宇宙ベンチャー、「脱ロシア」模索 国内ロケット確保急務に

東京, 6月19日, /AJMEDIA/

 ロシアのウクライナ侵攻を受け、人工衛星の開発や運用を手掛ける国内のベンチャー企業が戦略の見直しを迫られている。打ち上げ実績が豊富なロシアのロケット「ソユーズ」が事実上利用できなくなったため。宇宙ベンチャーによる「脱ロシア」の模索が始まった。
 商業用の小型衛星は防災や農業などで宇宙空間からのデータ活用が広がり、世界的に打ち上げ数が増加。経済産業省の予測では、2020年からの5年間で打ち上げ数は最大2400機に上る。日本政府も多数の小型衛星を連携させて情報収集する「小型衛星コンステレーション(衛星網)」の構築を掲げる。
 これに併せ、衛星運搬を担うロケットの需要も高まる。だが、昨年の世界のロケット打ち上げ成功数136回のうち、22回の実績を持つソユーズは制裁の応酬により利用が難しくなった。キヤノン電子やIHIエアロスペースなどが設立した小型ロケット打ち上げ事業者のスペースワン(東京)は「ロケットが不足する可能性がある」と指摘する。
 影響は国内のベンチャー企業に及ぶ。小型衛星網構築を進めるアクセルスペースホールディングス(同)は、今年の4機同時の打ち上げ計画を来年に延期。「信頼度が高い」とソユーズを過去6回利用したが、別のロケット利用を検討する。悪天候でも地球観測が可能な小型の合成開口レーダー(SAR)衛星を開発するシンスペクティブ(東京)も急きょ、今夏の打ち上げで予定したソユーズの活用を断念。米社に委託し、秋の打ち上げを目指す。
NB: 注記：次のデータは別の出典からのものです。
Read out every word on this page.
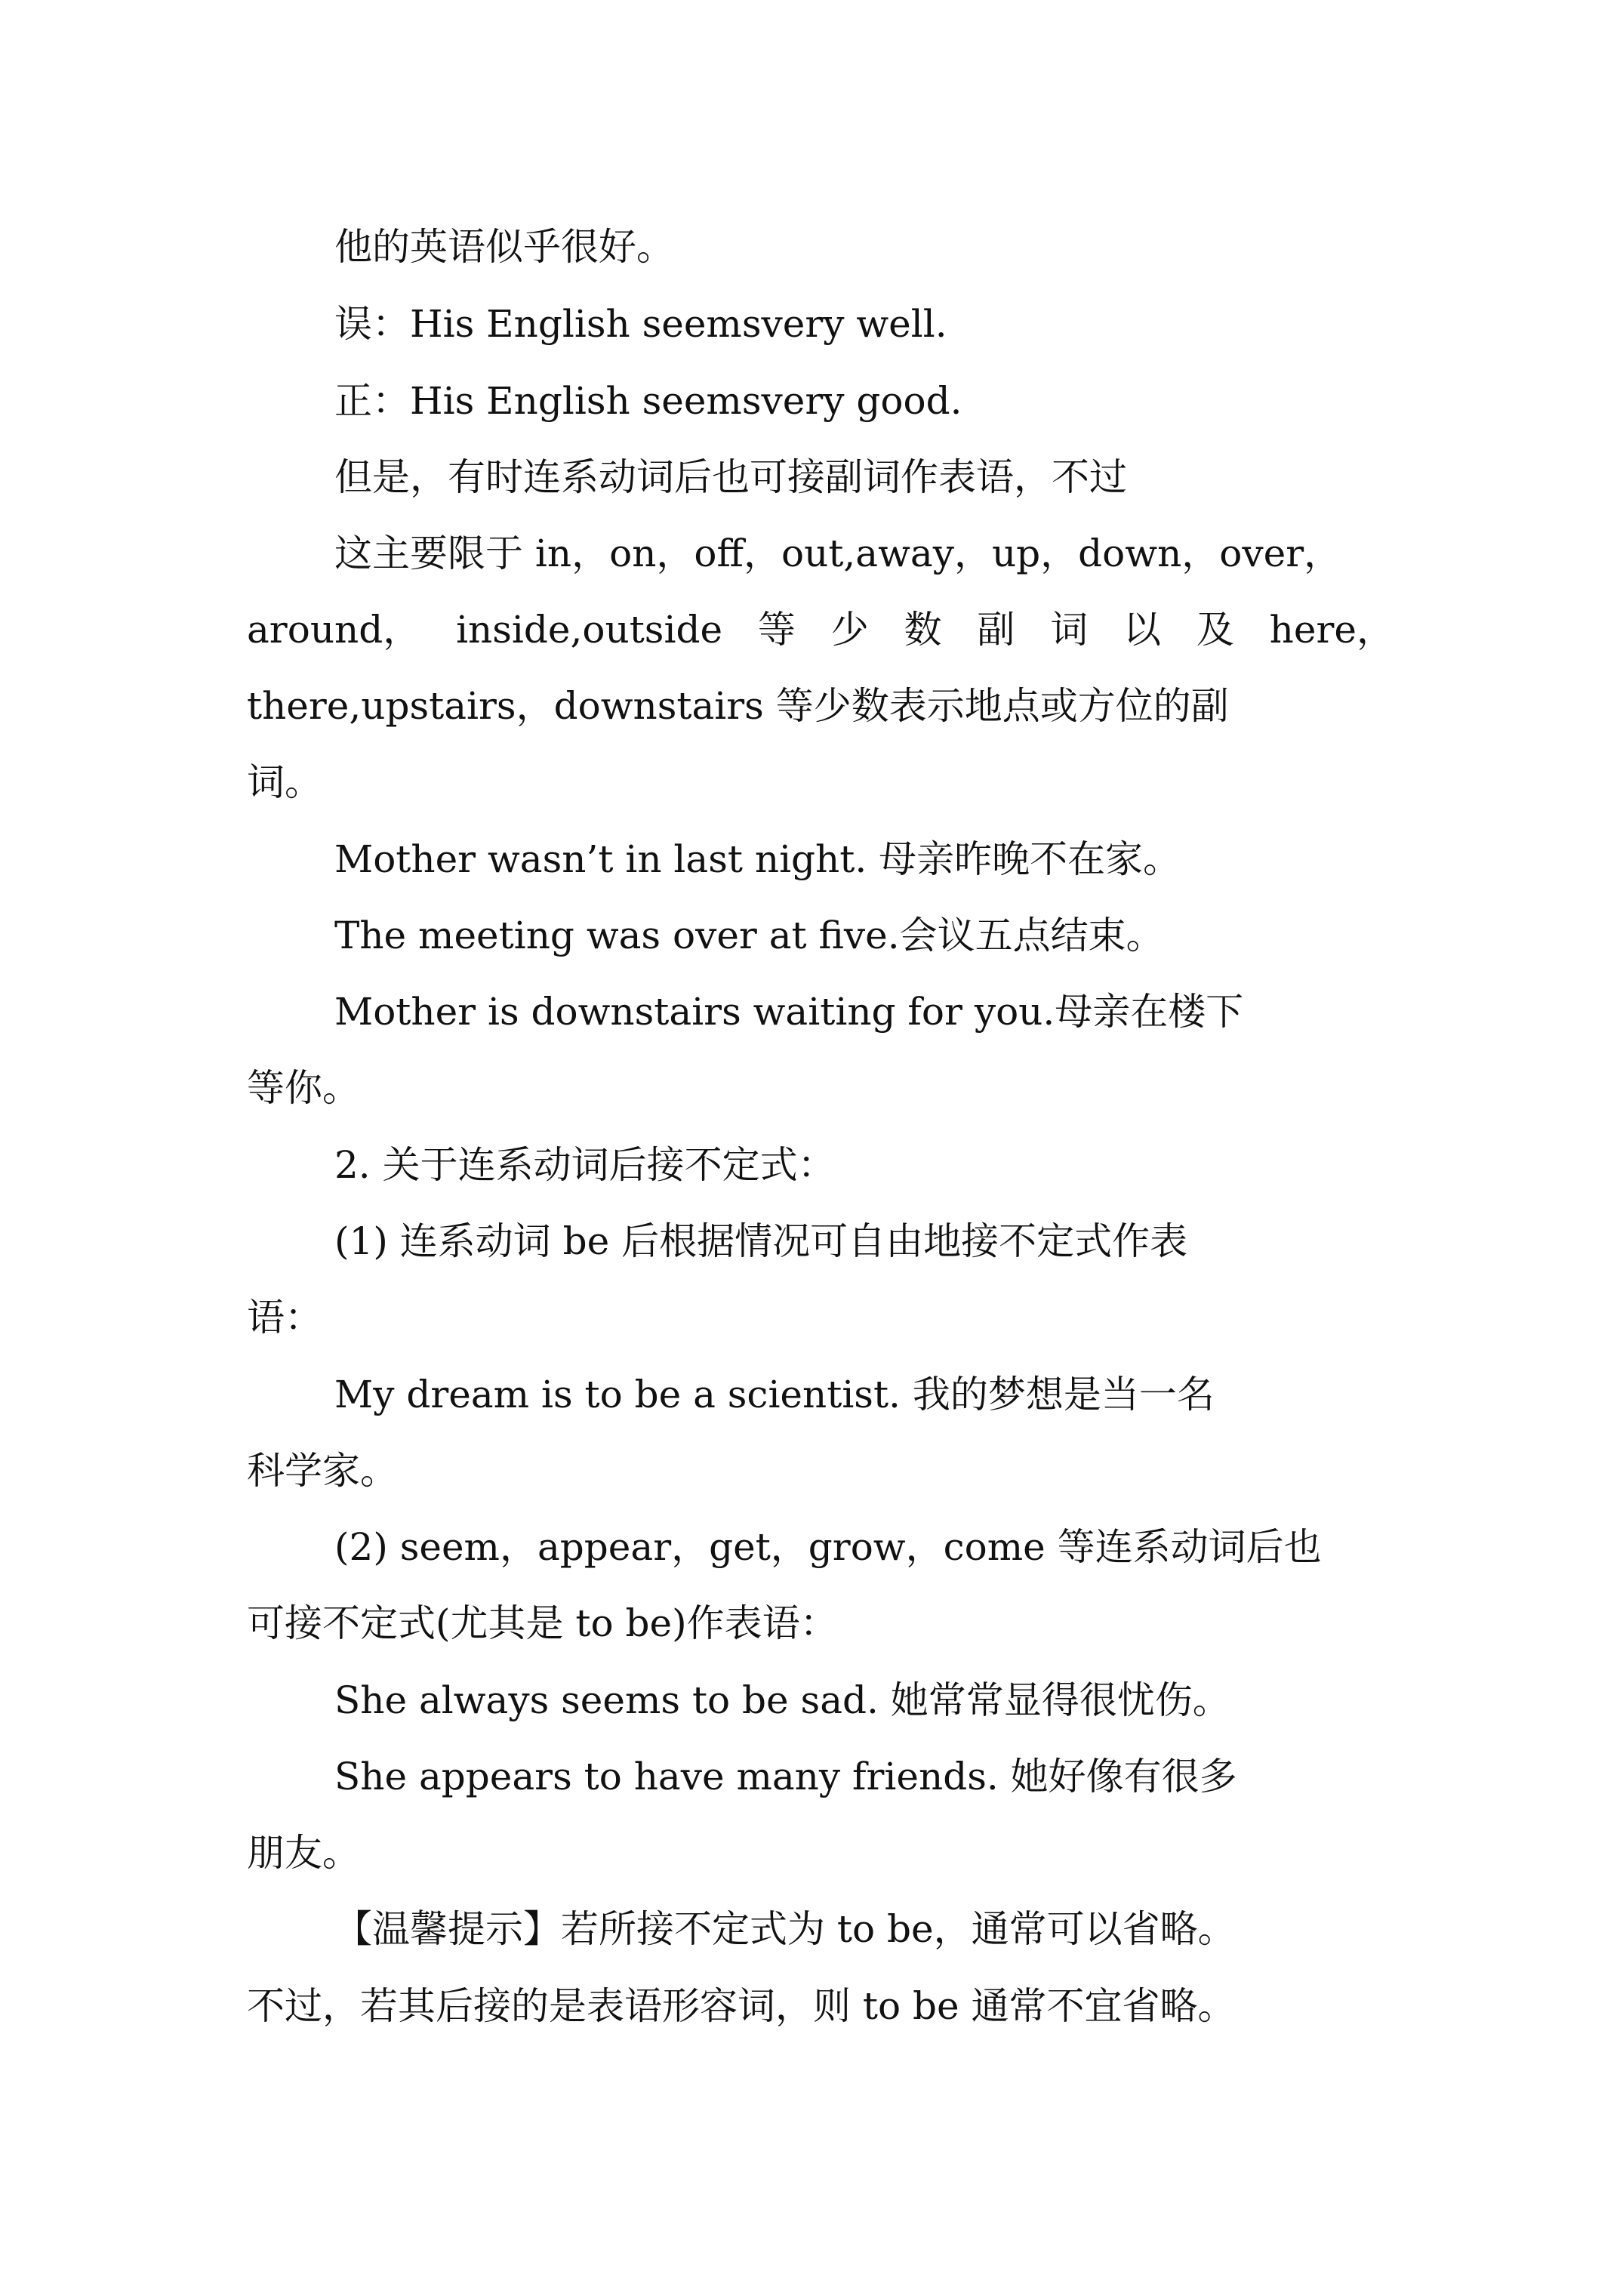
他的英语似乎很好。
误：His English seemsvery well.
正：His English seemsvery good.
但是，有时连系动词后也可接副词作表语，不过
这主要限于 in，on，off，out,away，up，down，over，
around， inside,outside 等 少 数 副 词 以 及 here，
there,upstairs，downstairs 等少数表示地点或方位的副
词。
Mother wasn’t in last night. 母亲昨晚不在家。
The meeting was over at five.会议五点结束。
Mother is downstairs waiting for you.母亲在楼下
等你。
2. 关于连系动词后接不定式：
(1) 连系动词 be 后根据情况可自由地接不定式作表
语：
My dream is to be a scientist. 我的梦想是当一名
科学家。
(2) seem，appear，get，grow，come 等连系动词后也
可接不定式(尤其是 to be)作表语：
She always seems to be sad. 她常常显得很忧伤。
She appears to have many friends. 她好像有很多
朋友。
【温馨提示】若所接不定式为 to be，通常可以省略。
不过，若其后接的是表语形容词，则 to be 通常不宜省略。
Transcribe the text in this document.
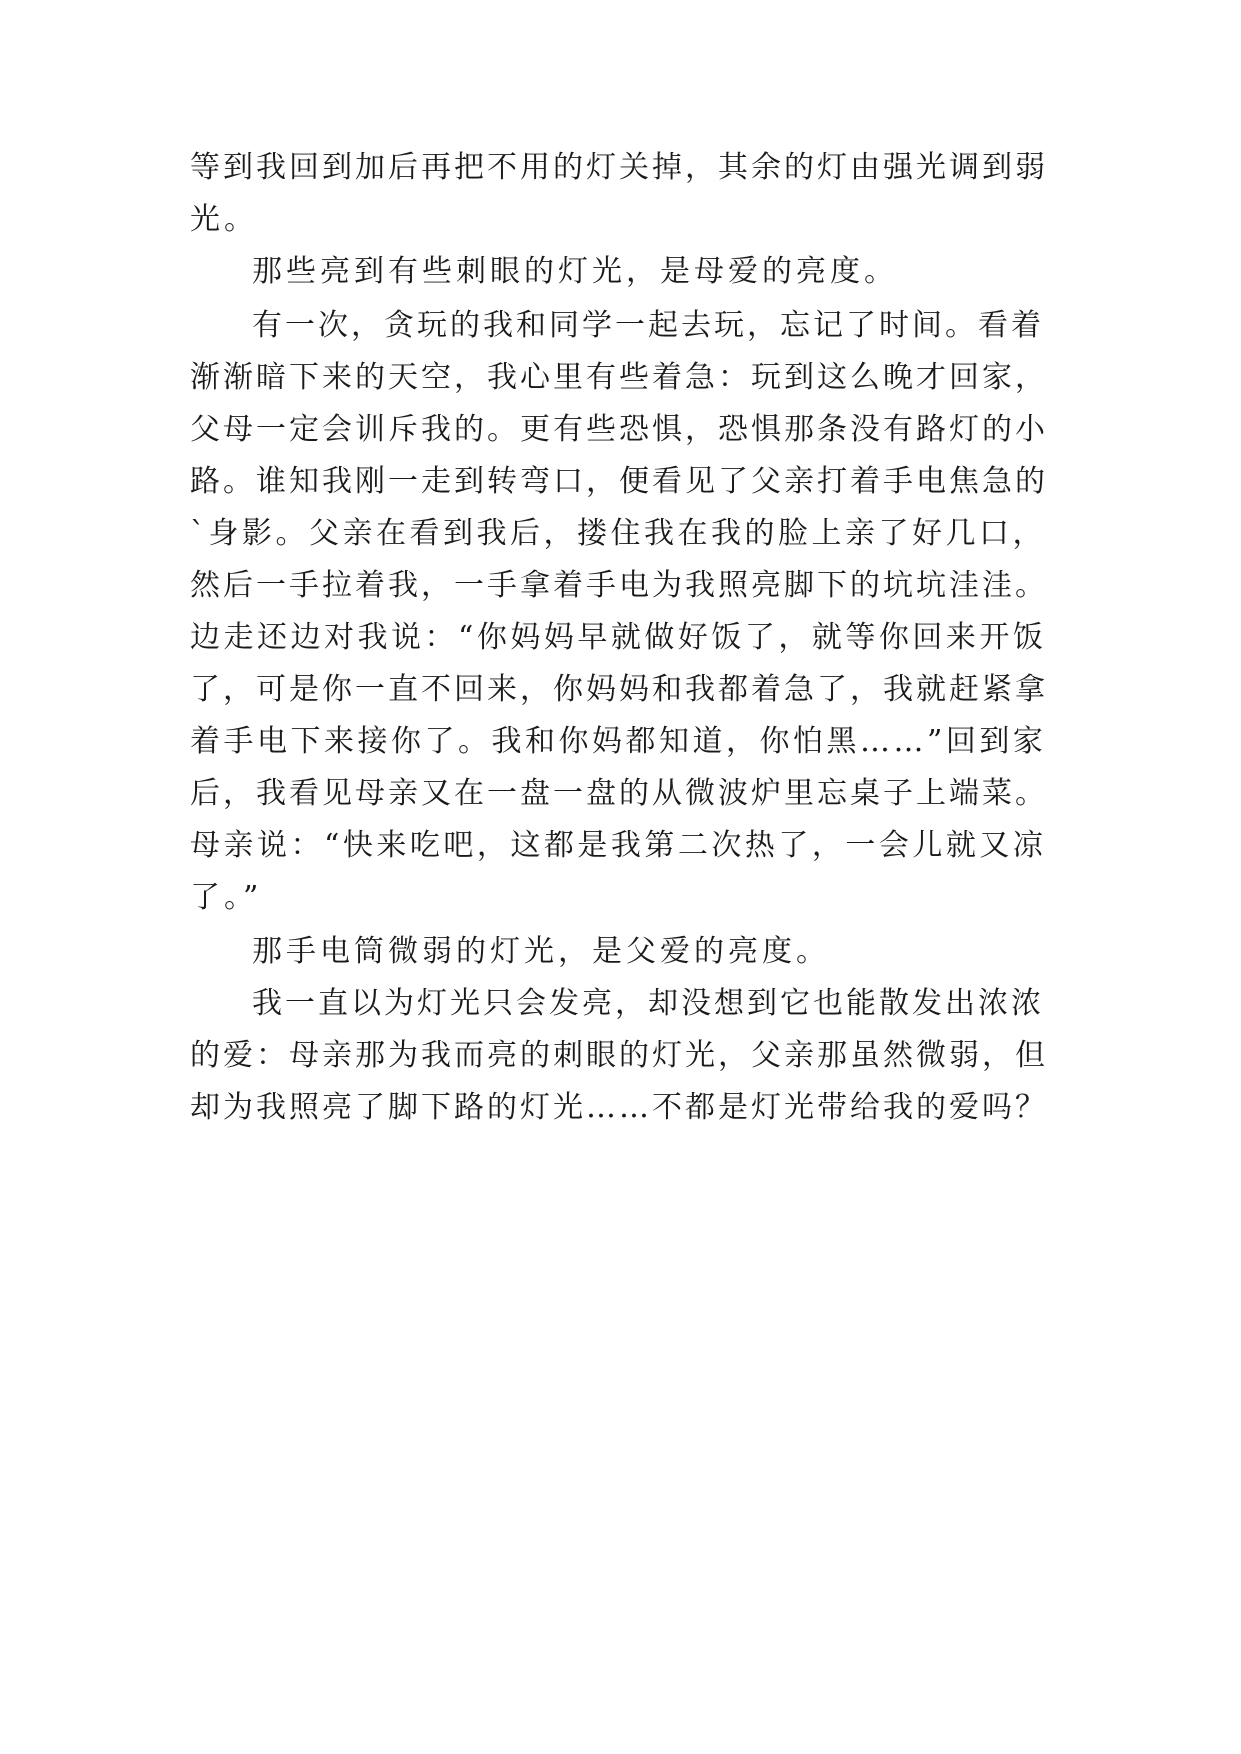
等到我回到加后再把不用的灯关掉，其余的灯由强光调到弱
光。
那些亮到有些刺眼的灯光，是母爱的亮度。
有一次，贪玩的我和同学一起去玩，忘记了时间。看着
渐渐暗下来的天空，我心里有些着急：玩到这么晚才回家，
父母一定会训斥我的。更有些恐惧，恐惧那条没有路灯的小
路。谁知我刚一走到转弯口，便看见了父亲打着手电焦急的
`身影。父亲在看到我后，搂住我在我的脸上亲了好几口，
然后一手拉着我，一手拿着手电为我照亮脚下的坑坑洼洼。
边走还边对我说：“你妈妈早就做好饭了，就等你回来开饭
了，可是你一直不回来，你妈妈和我都着急了，我就赶紧拿
着手电下来接你了。我和你妈都知道，你怕黑……”回到家
后，我看见母亲又在一盘一盘的从微波炉里忘桌子上端菜。
母亲说：“快来吃吧，这都是我第二次热了，一会儿就又凉
了。”
那手电筒微弱的灯光，是父爱的亮度。
我一直以为灯光只会发亮，却没想到它也能散发出浓浓
的爱：母亲那为我而亮的刺眼的灯光，父亲那虽然微弱，但
却为我照亮了脚下路的灯光……不都是灯光带给我的爱吗？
 国内でもロケット開発は進むが、日本の商業衛星の国内打ち上げ実績は昨年までの3年間で0件。旺盛な需要に応えるため、低価格な国内ロケットの確保が急務とされる。
 スペースワンは現状を「追い風」と捉え、年内の初号機打ち上げを目指し開発を急ぐ。インターステラテクノロジズ(北海道大樹町)も来年、衛星運搬用ロケットの打ち上げを計画。同社の稲川貴大社長は「1桁安い価格帯」を目指し、「早期の打ち上げでしっかり需要を取っていきたい」と強調する。
 ロケット開発とともに、打ち上げ場の整備も国内各地で進み、宇宙輸送の低価格化や手続きの簡略化に期待が高まる。スペースワンが打ち上げを計画する和歌山県串本町や、インターステラが拠点とする大樹町のほか、大分空港(大分県国東市)でも年内の打ち上げが予定されている。